O caboclo Bernardo jogou-se ao mar tentando levar
até o cruzador um cabo de espia. Luta contra as ondas, mas é jogado na praia.
Tenta ainda uma vez, e volta novamente, depois de uma luta terrível contra a
força das águas. Sua mãe, uma cabocla velha, pede-lhe para não insistir, mas ele
se lança ainda ao mar. Parece que da primeira vez teria levado o cabo,
excessivamente pesado, amarrado à cintura; de outra o amarrara à sua rede, com
tresmalhos de cortiça, ou a uma linha de pescar, que puxaria pelos dentes. O
fato é que luta em vão contra as águas açoitadas pelo vento; e regressa à praia
exausto. Os náufragos olham tudo aquilo com angústia. O caboclo Bernardo se
desvencilha dos braços dos que querem detê-lo e entra no mar pela quarta vez.
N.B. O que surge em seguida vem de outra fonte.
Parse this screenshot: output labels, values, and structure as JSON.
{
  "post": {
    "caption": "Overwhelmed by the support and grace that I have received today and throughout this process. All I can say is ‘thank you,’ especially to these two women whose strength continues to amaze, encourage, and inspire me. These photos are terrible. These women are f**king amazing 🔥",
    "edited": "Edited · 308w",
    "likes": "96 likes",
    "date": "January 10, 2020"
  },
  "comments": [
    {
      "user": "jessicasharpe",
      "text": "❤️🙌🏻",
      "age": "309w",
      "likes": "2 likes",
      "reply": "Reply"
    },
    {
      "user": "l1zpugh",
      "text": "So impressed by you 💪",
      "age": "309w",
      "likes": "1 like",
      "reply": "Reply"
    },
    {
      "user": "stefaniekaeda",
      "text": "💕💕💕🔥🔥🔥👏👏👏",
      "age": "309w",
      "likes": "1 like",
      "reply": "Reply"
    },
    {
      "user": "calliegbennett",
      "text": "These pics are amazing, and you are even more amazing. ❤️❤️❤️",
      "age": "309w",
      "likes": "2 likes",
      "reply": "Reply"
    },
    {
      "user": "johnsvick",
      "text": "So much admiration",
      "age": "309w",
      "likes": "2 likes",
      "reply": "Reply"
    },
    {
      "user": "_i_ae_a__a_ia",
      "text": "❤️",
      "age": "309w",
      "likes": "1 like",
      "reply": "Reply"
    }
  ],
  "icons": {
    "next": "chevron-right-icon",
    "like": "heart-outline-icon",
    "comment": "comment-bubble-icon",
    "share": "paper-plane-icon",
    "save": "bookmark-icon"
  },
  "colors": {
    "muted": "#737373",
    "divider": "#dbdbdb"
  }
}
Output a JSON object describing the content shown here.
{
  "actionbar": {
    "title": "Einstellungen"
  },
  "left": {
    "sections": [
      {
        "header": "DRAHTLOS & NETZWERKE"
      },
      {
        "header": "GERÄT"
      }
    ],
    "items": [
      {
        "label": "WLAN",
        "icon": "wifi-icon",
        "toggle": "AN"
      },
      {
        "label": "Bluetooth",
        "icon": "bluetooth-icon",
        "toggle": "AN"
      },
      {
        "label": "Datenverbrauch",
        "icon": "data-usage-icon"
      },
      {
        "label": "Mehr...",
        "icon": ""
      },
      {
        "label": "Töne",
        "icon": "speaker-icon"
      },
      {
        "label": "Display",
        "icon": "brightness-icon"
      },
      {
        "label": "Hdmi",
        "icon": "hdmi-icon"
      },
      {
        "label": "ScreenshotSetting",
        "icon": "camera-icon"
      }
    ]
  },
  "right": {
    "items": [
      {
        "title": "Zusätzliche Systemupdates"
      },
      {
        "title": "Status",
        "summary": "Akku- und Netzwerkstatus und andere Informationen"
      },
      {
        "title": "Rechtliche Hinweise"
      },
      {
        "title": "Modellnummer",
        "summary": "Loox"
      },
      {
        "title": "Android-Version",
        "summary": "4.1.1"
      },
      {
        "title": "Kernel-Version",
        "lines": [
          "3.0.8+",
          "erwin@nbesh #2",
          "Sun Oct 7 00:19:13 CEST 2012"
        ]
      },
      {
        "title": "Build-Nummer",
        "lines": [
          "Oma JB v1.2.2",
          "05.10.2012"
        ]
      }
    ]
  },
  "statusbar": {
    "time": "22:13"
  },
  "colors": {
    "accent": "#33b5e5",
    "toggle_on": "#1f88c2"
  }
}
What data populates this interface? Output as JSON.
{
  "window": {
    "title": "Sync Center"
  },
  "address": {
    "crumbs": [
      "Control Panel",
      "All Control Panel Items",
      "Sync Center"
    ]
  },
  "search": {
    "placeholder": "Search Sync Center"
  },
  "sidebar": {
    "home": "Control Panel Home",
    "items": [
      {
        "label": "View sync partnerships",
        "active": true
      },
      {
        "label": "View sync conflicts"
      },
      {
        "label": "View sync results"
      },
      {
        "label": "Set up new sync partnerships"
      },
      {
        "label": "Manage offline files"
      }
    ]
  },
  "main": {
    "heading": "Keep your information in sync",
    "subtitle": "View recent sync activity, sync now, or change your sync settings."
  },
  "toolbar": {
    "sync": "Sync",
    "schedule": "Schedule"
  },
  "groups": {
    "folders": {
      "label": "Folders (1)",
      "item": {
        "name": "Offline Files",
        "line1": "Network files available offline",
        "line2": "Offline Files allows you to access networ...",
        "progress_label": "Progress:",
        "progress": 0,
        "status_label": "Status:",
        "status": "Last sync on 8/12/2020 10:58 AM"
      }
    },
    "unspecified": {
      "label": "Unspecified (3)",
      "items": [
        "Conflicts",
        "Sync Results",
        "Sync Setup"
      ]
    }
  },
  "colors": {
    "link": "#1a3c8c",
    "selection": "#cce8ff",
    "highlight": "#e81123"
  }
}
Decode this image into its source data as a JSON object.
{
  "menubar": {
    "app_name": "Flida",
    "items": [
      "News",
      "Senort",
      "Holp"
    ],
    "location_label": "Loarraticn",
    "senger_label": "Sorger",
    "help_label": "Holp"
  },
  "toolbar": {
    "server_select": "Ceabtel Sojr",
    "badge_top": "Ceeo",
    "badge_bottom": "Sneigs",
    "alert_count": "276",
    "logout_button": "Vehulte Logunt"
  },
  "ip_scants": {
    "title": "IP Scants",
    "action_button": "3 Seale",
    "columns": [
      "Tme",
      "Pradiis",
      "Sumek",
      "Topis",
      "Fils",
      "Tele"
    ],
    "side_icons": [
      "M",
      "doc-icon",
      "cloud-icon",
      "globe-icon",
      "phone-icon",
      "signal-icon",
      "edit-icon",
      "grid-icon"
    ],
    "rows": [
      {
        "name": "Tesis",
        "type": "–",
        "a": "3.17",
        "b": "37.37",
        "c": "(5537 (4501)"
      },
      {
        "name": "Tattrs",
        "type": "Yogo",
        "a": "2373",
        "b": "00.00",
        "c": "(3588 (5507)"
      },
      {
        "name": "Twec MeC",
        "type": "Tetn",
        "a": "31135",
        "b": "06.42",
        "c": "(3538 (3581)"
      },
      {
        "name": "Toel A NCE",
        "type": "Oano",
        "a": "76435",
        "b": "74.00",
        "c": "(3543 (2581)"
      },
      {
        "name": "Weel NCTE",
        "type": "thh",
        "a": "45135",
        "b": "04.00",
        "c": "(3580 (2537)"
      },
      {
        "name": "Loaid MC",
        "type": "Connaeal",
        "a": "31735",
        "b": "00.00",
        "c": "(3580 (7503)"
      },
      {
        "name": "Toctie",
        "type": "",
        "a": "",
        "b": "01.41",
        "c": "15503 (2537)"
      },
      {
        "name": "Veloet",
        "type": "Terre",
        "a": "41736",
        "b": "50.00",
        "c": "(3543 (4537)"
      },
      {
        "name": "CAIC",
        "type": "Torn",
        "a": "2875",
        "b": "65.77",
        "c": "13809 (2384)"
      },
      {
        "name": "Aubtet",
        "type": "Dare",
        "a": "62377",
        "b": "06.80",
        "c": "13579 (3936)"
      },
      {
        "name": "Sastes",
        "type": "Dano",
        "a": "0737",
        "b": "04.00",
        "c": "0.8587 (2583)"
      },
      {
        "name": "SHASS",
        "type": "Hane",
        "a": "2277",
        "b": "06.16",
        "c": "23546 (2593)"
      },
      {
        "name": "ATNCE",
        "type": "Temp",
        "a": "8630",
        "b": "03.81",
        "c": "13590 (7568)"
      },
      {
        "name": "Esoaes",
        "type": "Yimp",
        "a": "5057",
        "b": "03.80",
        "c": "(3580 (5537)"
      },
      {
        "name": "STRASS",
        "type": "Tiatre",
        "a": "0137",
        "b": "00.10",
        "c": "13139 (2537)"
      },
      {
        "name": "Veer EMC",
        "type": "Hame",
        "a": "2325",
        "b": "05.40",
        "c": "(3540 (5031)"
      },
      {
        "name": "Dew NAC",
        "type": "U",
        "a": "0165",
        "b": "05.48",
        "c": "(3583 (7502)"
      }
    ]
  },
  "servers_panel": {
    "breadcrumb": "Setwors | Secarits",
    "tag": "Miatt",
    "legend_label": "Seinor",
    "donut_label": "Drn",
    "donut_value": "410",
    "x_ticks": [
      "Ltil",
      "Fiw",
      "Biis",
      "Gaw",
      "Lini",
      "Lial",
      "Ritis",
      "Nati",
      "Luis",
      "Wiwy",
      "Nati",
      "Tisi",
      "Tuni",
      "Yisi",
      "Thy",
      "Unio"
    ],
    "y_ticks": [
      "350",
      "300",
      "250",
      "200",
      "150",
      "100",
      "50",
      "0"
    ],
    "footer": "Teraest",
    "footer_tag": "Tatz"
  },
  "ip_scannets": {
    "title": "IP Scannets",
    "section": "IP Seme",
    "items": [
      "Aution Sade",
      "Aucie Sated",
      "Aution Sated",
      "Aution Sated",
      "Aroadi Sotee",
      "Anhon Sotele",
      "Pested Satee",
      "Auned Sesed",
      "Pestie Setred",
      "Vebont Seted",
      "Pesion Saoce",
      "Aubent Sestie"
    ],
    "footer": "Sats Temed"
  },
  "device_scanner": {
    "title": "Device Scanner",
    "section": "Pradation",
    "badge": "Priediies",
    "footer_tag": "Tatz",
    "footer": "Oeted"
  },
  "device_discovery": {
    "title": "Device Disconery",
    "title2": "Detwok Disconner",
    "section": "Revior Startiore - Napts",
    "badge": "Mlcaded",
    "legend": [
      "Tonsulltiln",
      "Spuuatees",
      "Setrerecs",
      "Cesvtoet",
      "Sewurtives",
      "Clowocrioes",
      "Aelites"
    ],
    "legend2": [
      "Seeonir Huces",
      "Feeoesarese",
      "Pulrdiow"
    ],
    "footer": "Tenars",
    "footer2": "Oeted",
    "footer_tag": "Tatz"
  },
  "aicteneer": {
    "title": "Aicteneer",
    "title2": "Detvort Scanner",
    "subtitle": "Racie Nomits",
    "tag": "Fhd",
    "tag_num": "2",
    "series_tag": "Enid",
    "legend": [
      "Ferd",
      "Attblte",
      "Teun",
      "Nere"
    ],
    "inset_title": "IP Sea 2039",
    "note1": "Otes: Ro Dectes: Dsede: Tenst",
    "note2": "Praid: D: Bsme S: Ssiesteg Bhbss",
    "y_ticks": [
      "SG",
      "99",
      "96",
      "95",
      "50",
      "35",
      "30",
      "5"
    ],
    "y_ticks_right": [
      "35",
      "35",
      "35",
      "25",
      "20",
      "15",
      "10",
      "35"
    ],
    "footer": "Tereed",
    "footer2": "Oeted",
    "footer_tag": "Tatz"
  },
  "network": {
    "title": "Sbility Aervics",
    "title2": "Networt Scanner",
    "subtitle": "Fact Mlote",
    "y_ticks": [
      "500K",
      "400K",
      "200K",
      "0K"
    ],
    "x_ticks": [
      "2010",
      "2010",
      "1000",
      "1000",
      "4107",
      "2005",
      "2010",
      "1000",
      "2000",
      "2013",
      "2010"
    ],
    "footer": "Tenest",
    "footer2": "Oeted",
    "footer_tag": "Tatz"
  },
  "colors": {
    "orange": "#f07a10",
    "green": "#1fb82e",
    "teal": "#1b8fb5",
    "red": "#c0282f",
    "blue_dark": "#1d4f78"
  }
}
Nada com desespero em direção ao navio, mas não avança; pouco depois é jogado na
areia. Levanta-se – e volta. Só então, pela quinta vez, consegue chegar ao navio
com o cabo salvador. Forma-se um cabo de vai e vem, e os marinheiros saltam de
bordo agarrados a ele para chegar em terra. Muitos o conseguem. Outros,
enfraquecidos pelas horas de tormenta, não resistem e morrem. O caboclo Bernardo
joga então ao mar a única embarcação que resta, uma pequena chalana. Pede dois
marinheiros para ajudá-lo, e ligando essa chalana ao cabo leva os náufragos para
a terra, de dois a dois. De vez em quando a chalana vira; o caboclo Bernardo,
com seus dois companheiros, cai na água para desvirar a embarcação e segurar os
náufragos. Trabalham assim durante horas, até que o mar despedaça de uma vez a
chalana. Havia ainda 13 homens a bordo, que afinal se salvaram em uma jangada
improvisada, agarrando-se ao cabo. Graças ao brutal heroísmo do caboclo Bernardo
foram salvos 128 homens em um total de 142.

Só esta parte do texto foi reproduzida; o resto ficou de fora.